Pandemi koşullarının mutasyonların da etkisiyle olası senaryoların en kötülerinden birini yaşattığı ve önümüzü görmekte zorlandığımız şu dönemde neyse ki edebiyat yönünden şanslıydık. Yaşayan yazarların en iyilerinden biri olarak görülebilecek Orhan Pamuk'un tarihi olduğu kadar hatta belki daha fazla siyasi roman türünde değerlendirilmesi gereken Veba Geceleri romanı has sanata susuzluğumuzu belli ölçüde giderdi. Ama tahmin edilebileceği gibi ilgi, çeşitli pazarlama tekniklerine rağmen okumayı sevmeyen geniş kitlelerin sinemaya (adı üstünde kitle sineması) ve özellikle dizilere gösterdiği ilginin çok çok altında kaldığı için bir tartışma ortamı da yaratamadı. Yazarın şahsına duyulan nefret ve sanki edebiyatla güçlü ilişkileri varmışçasına yazarın hiçbir romanını okumadan ya da bitiremeden yazarın yazarlığını kötüleyenlerin atıp tuttuklarını saymıyoruz elbette... Diğer yandan İstanbul Film Festivali 40. yılını sınırlı sayıda filmle çevrimiçi olarak sessiz sedasız gerçekleştirdi ve gerçekleşiyor.

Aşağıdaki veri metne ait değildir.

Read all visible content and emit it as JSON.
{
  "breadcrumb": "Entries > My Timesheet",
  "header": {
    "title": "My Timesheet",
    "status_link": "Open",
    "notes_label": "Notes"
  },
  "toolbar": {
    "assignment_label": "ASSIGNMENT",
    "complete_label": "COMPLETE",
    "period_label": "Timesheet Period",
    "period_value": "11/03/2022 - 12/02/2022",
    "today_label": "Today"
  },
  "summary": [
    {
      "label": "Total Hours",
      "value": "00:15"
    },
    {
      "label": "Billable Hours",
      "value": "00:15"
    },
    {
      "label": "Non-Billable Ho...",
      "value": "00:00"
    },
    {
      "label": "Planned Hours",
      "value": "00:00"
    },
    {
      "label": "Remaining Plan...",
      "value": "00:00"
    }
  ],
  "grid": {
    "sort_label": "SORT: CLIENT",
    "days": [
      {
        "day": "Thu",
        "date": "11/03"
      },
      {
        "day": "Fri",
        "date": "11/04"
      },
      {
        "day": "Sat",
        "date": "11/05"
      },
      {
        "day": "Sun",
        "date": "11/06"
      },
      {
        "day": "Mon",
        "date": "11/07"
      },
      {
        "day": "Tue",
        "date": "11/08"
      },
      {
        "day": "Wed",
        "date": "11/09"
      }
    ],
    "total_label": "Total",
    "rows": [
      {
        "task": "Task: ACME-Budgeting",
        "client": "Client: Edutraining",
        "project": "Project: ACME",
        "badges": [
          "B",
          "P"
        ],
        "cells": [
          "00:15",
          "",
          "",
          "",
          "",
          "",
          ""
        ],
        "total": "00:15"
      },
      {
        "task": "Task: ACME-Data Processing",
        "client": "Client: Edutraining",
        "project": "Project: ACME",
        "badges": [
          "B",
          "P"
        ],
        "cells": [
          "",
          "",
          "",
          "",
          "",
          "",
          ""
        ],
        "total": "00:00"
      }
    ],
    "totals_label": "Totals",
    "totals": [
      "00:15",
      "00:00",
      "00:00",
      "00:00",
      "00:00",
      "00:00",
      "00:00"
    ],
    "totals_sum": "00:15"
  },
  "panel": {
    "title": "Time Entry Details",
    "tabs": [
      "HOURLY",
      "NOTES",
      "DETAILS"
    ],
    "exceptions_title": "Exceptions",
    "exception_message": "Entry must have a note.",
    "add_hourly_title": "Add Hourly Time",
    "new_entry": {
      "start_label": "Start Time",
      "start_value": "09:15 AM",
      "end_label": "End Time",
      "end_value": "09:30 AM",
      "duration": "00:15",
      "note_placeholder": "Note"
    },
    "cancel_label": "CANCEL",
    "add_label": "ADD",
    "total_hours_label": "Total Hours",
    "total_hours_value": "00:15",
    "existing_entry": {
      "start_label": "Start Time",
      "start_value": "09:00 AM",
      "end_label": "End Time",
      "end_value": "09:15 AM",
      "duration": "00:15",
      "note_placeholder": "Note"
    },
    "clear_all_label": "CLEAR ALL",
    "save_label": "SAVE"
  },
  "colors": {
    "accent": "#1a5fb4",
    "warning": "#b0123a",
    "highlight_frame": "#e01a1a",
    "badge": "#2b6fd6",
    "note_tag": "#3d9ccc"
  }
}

Bu süreçte ah ! keşke sinemalarda izleseydik dediğim bir filmle de karşılaşmış bulunmaktayım. Les Choses qu'on dit, les choses qu'on fait adlı (sanırım Söylediğimiz Şeyler, Yaptığımız Şeyler anlamına geliyor) Türkçe'ye filmin içeriğine son derece uygun bir çeviriyle Gönül İşleri olarak geçen film, yine en iyi şekilde Fransızlar'ın kotarabileceği türden bir karmaşık ilişkiler filmi. Arzular, aşk, ilişki, evlilik, dostluk gibi kavramlara toplu ve sistematik bir akış atan film yeni tanışan Daphne ve Maxime karakterlerinin geçmiş ilişkilerini birbirine anlatmasıyla başlayıp daha sonra geçmişin de geçmişinin anlatımıyla  iki saat içinde giderek genleşen bir yapıya bürünüyor. Birbiriyle bağlantılı pek çok ilişkiye dair bilgilere sahip olduğumuz filmdeki bu ilişkilerde kendi hayatlarımızdan bir takım izleri bulmak da mümkün olsa gerek. Ama gerçekten pek çok Fransız filminde (Bazı Avrupa ortak yapımları olarak genişletmek de mümkün) olduğu gibi buradaki karakterler dürüstlükleriyle olduğu kadar dürüst olamadıkları anlarda dahi kendilerine saygı duyulacak soylu hislere sahip. Film bittiğinde karakterlerden hiçbirine kızmak ya da onları yargılamak mümkün değil ama anlamak mümkün.